Last night in class my Professor was outlining the “stages of friendship.”

She pointed out that kids in elementary school generally think of friends as people who they spend a lot of time with, or are similarly aged to them, OR are people who they see a certain reward involved with interacting with them

Immediately I was catapulted back to 2nd grade. My mother was the ultimate CHAMPION of making me have play dates with kids from my class that I didn’t really want to have play dates with. I have distinct memories of her explaining to me that I had to play with some people sometimes to be nice, because they didn’t have that many friends.

And obvs I hated this.

I remember one girl from class, Jenna, the same Jenna  who in first grade cornered me in the bathroom and told me that the pope was going to come and whisk me off to hell because I didn’t believe in Jesus. Jenna if you’re reading this, I’m sorry, you may be a very lovely person now but in elementary school you were simply not my cup of tea.

Jenna had come to Forest Park Elementary with one, very well established, best friend forever, this girl named Kathy. Their mothers were friends and they had, up until kindergarten, grown up together. Of course, as things tend to happen, Kathy branched out and added some more friends to her circle whereas Jenna was content to never have another friend ever other than Kathy. Que sera, sera.

So, my mother, being the altruist that she was, accepted playdates from Jenna’s mother, which I typically loathed. The only reason I would ever go willingly to Jenna’s house was when I knew her mother would be home. There was a very good reason for this….

My reward.

See, Jenna had an older brother and a whole treasure trunk full of his hand me down halloween costumes, supplemented with her own former ballet and ice skating costumes. Jenna’s mother (god bless her for knowing how to bribe children into being her daughter’s friend.) would devise for us, a game of “Halloween” wherein we would spend some time dressing up in different costumes and then we would venture down to the kitchen and we would “Trick-or-Treat.”

aka Jenna’s mom would hold out a plastic pumpkin from the top of the fridge filled with candy. We would fill our hands up with treats, run back upstairs, eat them, and then find a new costume and start the process all over again.
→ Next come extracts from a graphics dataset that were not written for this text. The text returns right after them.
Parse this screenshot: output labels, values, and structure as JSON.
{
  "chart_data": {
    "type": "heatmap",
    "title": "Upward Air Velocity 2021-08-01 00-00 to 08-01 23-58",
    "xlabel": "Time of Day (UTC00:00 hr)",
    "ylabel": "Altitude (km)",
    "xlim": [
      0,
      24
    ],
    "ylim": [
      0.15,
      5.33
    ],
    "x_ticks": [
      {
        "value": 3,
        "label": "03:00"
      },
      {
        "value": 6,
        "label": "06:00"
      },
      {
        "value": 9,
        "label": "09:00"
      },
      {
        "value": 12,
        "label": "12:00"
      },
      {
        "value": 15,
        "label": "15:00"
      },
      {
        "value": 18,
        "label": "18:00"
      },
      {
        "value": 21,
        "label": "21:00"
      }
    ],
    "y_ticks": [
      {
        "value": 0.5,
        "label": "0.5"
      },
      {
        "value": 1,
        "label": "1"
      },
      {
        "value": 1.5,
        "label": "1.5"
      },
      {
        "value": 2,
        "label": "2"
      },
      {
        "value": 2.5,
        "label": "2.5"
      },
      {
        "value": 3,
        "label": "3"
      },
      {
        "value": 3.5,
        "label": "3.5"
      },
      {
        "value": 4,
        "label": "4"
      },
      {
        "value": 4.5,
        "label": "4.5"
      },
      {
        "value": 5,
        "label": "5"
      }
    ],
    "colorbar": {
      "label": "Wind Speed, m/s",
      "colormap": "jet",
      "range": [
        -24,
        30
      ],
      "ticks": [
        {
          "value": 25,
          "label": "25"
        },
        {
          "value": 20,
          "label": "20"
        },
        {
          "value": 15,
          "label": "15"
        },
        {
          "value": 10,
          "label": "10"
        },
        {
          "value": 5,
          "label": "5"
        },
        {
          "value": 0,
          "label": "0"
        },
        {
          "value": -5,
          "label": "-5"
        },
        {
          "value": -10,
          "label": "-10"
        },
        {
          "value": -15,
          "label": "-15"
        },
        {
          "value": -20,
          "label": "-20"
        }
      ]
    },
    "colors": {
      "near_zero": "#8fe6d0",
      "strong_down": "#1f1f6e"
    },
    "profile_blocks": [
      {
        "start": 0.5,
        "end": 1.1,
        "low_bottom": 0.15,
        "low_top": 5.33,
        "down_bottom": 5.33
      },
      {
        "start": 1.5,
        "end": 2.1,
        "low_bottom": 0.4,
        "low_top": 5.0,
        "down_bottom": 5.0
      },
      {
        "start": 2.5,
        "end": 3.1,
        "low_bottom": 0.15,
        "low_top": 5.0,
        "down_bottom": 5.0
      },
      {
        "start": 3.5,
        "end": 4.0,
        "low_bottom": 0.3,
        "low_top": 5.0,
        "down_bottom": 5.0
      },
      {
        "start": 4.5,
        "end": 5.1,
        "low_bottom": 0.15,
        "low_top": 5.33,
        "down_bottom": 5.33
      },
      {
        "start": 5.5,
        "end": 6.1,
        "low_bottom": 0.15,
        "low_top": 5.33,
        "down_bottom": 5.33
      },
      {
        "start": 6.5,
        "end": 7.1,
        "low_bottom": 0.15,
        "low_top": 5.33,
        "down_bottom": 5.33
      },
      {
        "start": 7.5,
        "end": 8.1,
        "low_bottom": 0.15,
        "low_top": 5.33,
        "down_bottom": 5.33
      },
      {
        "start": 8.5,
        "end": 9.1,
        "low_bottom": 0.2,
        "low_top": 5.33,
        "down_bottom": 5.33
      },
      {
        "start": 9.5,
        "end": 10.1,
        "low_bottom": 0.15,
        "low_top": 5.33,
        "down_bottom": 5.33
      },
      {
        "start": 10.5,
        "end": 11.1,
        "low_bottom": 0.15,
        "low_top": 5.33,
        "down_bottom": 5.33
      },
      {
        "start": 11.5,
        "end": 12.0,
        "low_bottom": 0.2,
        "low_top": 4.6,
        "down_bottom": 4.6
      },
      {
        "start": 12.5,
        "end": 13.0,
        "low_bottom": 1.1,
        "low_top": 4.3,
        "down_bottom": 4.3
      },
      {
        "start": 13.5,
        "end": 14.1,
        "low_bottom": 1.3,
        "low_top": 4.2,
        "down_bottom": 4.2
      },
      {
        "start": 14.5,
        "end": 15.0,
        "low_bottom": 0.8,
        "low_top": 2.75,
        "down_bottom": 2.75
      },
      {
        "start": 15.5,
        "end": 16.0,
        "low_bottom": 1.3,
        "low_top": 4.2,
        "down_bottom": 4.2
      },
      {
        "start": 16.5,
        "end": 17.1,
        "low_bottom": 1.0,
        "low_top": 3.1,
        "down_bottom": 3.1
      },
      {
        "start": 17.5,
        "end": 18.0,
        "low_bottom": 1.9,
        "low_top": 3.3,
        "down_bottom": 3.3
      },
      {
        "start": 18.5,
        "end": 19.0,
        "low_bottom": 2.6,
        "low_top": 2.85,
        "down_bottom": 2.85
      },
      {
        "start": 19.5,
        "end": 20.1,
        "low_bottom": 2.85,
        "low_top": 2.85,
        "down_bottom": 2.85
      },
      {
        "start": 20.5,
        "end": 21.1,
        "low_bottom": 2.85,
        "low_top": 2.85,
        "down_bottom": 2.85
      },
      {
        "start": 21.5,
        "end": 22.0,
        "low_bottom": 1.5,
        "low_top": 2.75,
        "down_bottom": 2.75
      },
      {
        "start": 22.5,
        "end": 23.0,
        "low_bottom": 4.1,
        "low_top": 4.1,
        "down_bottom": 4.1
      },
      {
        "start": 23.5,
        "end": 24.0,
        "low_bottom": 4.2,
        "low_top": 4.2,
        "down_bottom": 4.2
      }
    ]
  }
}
I enjoyed this a lot. Possibly more than the average kid, because it felt as if we never had candy at our house! I liked it so much that I tricked myself into believing, for awhile, that I actually did enjoy playing with Jenna. I have memories of more than one afternoon spent pretend trick-or-treating in her kitchen. I also recall one time where I had recruited more girls from our class to come to her house, after a grand opus of candy filled expectations. But eventually the novelty of the reward ran out, and nothing, not even promises of unlimited starbursts and sweet-tarts could make me wanna go to Jenna’s house for a playdate.

Sigh.

Nothing gold can stay, Ponyboy. Nothing gold can stay.